In Grainge’s memo to UMG staff, he wrote, “Even though that event happened more than a decade ago, and while I’ve been somewhat relieved by early reports from our team that many of the assertions and subsequent speculation are not accurate, one thing is clear: the loss of even a single piece of archived material is heartbreaking.”
It continued, “All of us came into this business for one reason: a love of music. Our artists and songwriters count on us to be the stewards of their art – today and for the future.
“And that’s one reason why the stories about the extent of the 2008 fire have resonated with all of us,” he wrote. “Even though all of the released recordings lost in the fire will live on forever, losing so much archival material is nonetheless painful. These stories have prompted speculation, and having our artists and songwriters not knowing whether the speculation is accurate is completely unacceptable.”
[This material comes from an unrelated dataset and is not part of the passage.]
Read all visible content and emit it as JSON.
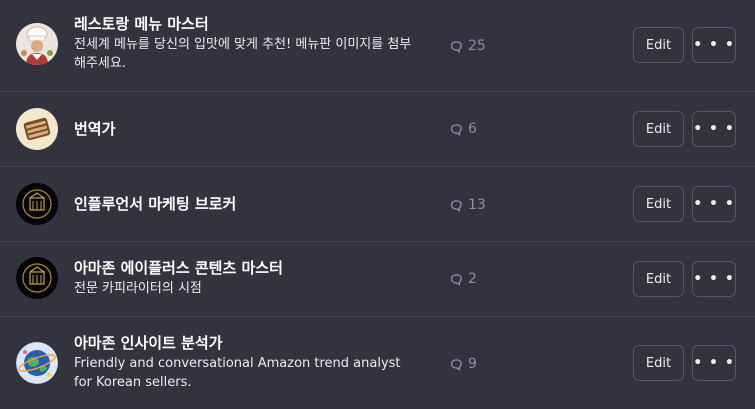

Grainge’s use of the phrase “released recordings” alludes to another facet of the New York Times report: that an unknown number of previously unreleased studio outtakes, alternate takes and live recordings also may have gone up in smoke 11 years ago, along with documentation such as sessions notes, personnel details and other related information.
Neither UMG’s public statement nor Grainge’s staff memo addressed the original denials by a previous group of executives that losses from the fire were significant, or that the company kept the information from musicians and the public for more than a decade.
“In a sense, nothing was lost,” a spokesman for UMG told The Times in 2008 shortly after the blaze through a storage facility on the lot of NBCUniversal Studios Hollywood had been extinguished.
The New York Times investigation, however, quoted internal memos from UMG publicists to their higher-ups at that time stating that they had “stuck to the script about physical backups and digital copies.”
Yet in 2009, according to court documents, Universal Music sued NBCUniversal and its parent, Vivendi Universal, in Los Angeles Superior Court, alleging negligence in the maintenance of the storage unit and seeking unspecified compensation and damages. The suit played out for four years before a confidential settlement was reached in 2013.
UMG’s public statement released last week sidestepped those questions.
“Music preservation is of the highest priority for us and we are proud of our track record,” the statement said. “While there are constraints preventing us from publicly addressing some of the details of the fire that occurred at NBCUniversal Studios facility more than a decade ago, the incident — while deeply unfortunate — never affected the availability of the commercially released music nor impacted artists’ compensation.”
How and whether musicians might be compensated for lost master recordings offers little solace to some.
“This is a tragedy,” Elliot Roberts, longtime manager to Neil Young, told The Times after confirming that Young did not lose any master recordings in the fire. “You can yell, you can jump up and down, you can look to insurance, you can sue,” said Roberts, “but if you lose a master, you’re [sunk].”